## Flight Range Ring is Always a Circle

I found an interesting error in Flying Magazine today, in which the author described an airplane’s range as being “anywhere from a perfect circle to an egg shape based on the wind conditions.” Wrong!

Remember, one should think in the most simple terms about the effect of wind on an airplane. Wind is just motion of the air. After an airplane leaves the ground during takeoff, it experiences no relative influence from a steady wind because the airplane is flying into the air in a manner that is constant relative to that air. From any given point in the air mass, the airplane’s range is a perfect circle within that mass.

Wind is important in flight, of course, because it modifies the ground track and speed relative to the Earth’s surface. This changes fuel requirements, and ultimately the cost and efficiency of flight between points on the surface. But what the wind does not do is create “eggs” or “semi-oval shapes”. When the wind is calm, the range circle in the air mass is identical on the ground. When the wind is 20 kt, the center of the range circle moves 20 NM away from the airplane’s initial position on the surface for each one hour of flight.

The slight asymmetry of two or more range circles is created by the fact that concentric “range rings” will be centered in different positions on the surface. As described above, if a 1-hour range ring is offset by 20 NM, then a 2-hour range ring must be offset by 40 NM, and so on. When these range rings are plotted simultaneously, they give a slight illusion of being oblong, when in fact they are still perfectly circular.

If that explanation is too simple, you can verify the wind calculations using some basic high school trigonometry.

Assuming, for simplicity, a north wind and one hour endurance, the aircraft’s range of longitude can be expressed as:

`x = TAS * sine( HDG )`

East and west motion will be unaffected by the wind. The aircraft’s range of latitude will be:

`y = TAS * cosine( HDG ) - WIND`

The north and south motion vector will be added to the wind speed, which is pushing the airplane to the south.

Total range on a specific heading will be equal to the square root of x^{2} + y^{2}.

The result of these formulas is a normal circle that has been shifted to the south by a distance proportional to the wind speed. We can even confirm by using these formulas that various ground tracks created by different aircraft headings will result in the aircraft landing on points of the circle corresponding to the heading angle, exactly equidistant to the center of the circle.

My example diagrams assume an airplane overhead the Rich Mountain VOR flying at 100 KTAS with a strong wind of 50 kt from the north. In one hour, the airplane can travel 50 NM north or 150 NM south due to the wind. In 30 minutes, the airplane can travel 25 NM north or 75 NM south, and so on.

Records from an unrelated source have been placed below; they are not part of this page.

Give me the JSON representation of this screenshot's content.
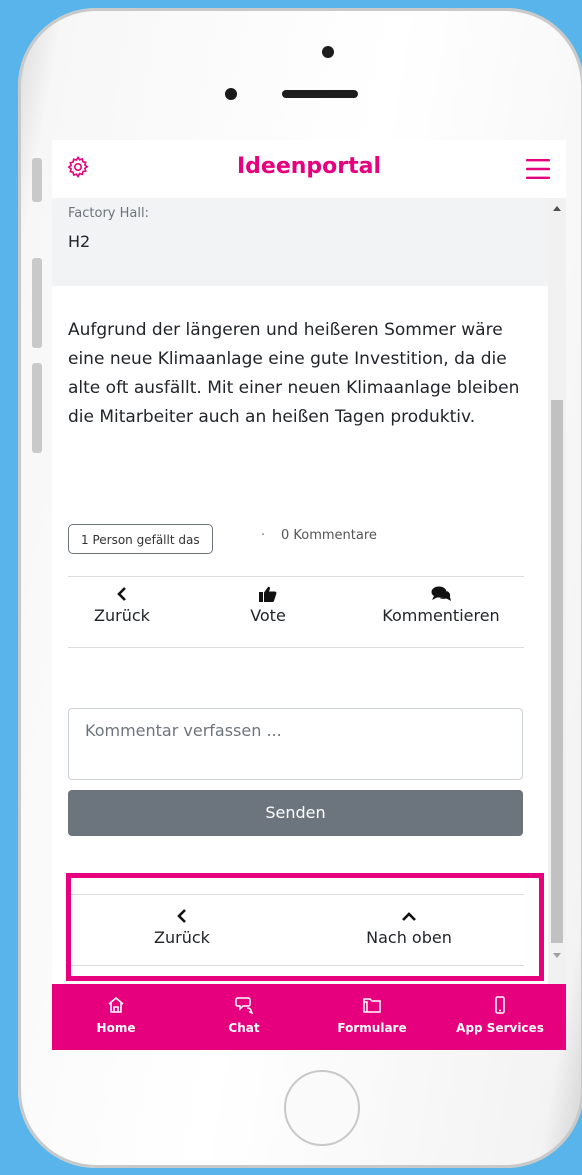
{
  "header": {
    "title": "Ideenportal",
    "settings_icon": "gear-icon",
    "menu_icon": "hamburger-menu-icon",
    "accent_color": "#e6007e"
  },
  "details": {
    "factory_hall_label": "Factory Hall:",
    "factory_hall_value": "H2",
    "description": "Aufgrund der längeren und heißeren Sommer wäre eine neue Klimaanlage eine gute Investition, da die alte oft ausfällt. Mit einer neuen Klimaanlage bleiben die Mitarbeiter auch an heißen Tagen produktiv."
  },
  "stats": {
    "likes": "1 Person gefällt das",
    "separator": "·",
    "comments": "0 Kommentare"
  },
  "actions": {
    "back": "Zurück",
    "vote": "Vote",
    "comment": "Kommentieren"
  },
  "comment_form": {
    "placeholder": "Kommentar verfassen ...",
    "send": "Senden"
  },
  "page_nav": {
    "back": "Zurück",
    "top": "Nach oben"
  },
  "tabbar": {
    "items": [
      {
        "label": "Home",
        "icon": "home-icon"
      },
      {
        "label": "Chat",
        "icon": "chat-icon"
      },
      {
        "label": "Formulare",
        "icon": "folder-icon"
      },
      {
        "label": "App Services",
        "icon": "mobile-icon"
      }
    ],
    "color": "#e6007e"
  }
}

To plot your own range ring, you may easily avoid fancy trigonometry. Just remember that you can take the wind speed, multiply by the number of flight hours, and move the center of the circle that many miles in the direction the wind is blowing. The radius of the circle is the number of flight hours multiplied by the true air speed. After plotting the center and the radius, you can draw a full circle to see the range in every direction.